Władanie ręką powoli wracało, chociaż rana pozostawiona przez topór mutanta miała już na zawsze odcisnąć się paskudną blizną. Adar poruszył barkiem i poprawił uchwyt na tarczy. Wiedział, że każdy przyjęty na nią cios przyniesie mu ogromną dawkę bólu, ale przynajmniej zdrową kończyną wciąż mógł władać mieczem. Tak też dobył Pobrzask i stanął przed skarpą.
Szarak był już zmęczony – dawny zapał gdzieś wygasł. Przodowało tylko wyczerpanie oraz żal za poległych towarzyszy. Widział w tej drodze swój koniec. Dwa razy godził się ze śmiercią. Za pierwszym razem, kiedy Krwawa Turzyca próbowała go wciągnąć i strawić żywcem. Wtedy jednak wróciła się po niego Katarina. Drugi raz, kiedy został powalony na wyłomie w Goboczujce. Zaakceptował to - swoją śmierć. Ale zanim zginie, chciał jeszcze skosztować krwi. Ten ostatni raz.
Nie miał broni dystansowej, ani nie potrafił się nią posługiwać. Dlatego strzelanie zostawił innym, samemu ustawiając się w pierwszej linii.
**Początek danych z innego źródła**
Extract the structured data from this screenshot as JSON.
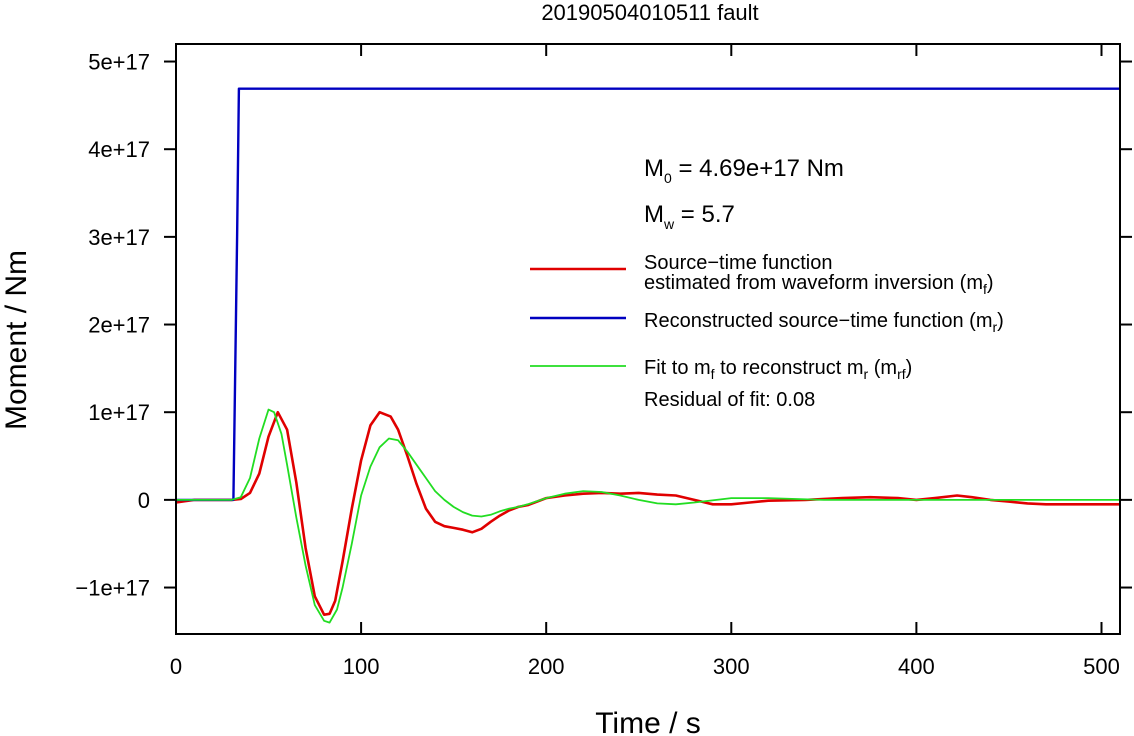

Jeśli zwierzoludzie wespną się na skarpę, on będzie pierwszy, który zacznie ich spychać. Nie był to skomplikowany plan.
Adar spojrzał jeszcze za siebie, zatrzymując wzrok na lodowej czarownicy i Harpii z Norski. Kolejny raz został potraktowany jak śmieć, chociaż nawet nie chciał się już z nimi zadawać. Policzek wymierzony przez Katarinę odcisnął się wspomnieniem. Szarak spojrzał na nie uważnie i... uśmiechnął się lekko. Nie żywił już do nich żalu. Ostatnie bliskie spotkanie ze śmiercią, a później morderczy marsz w śniegu i walka z mrozem coś w nim zmieniło. Nie stał się jednak obojętny. Wręcz przeciwnie. Zrozumiał, że nie ma sensu karmić siebie i innych goryczą. Bo wszyscy, od najprostszych chłopów po najbystrzejszych królów byli tylko sługami. Sługami bogów i losu. Tak jak on.
Skinął do kobiet i odwrócił spojrzenie na nadchodzącego wroga.
Nie było urazy, nie było gniewu.
Smutek przeminął.
Pozostała już tylko żądza zemsty.
- Czas przyrządzić trochę gulaszu - mruknął, uśmiechając się pod nosem.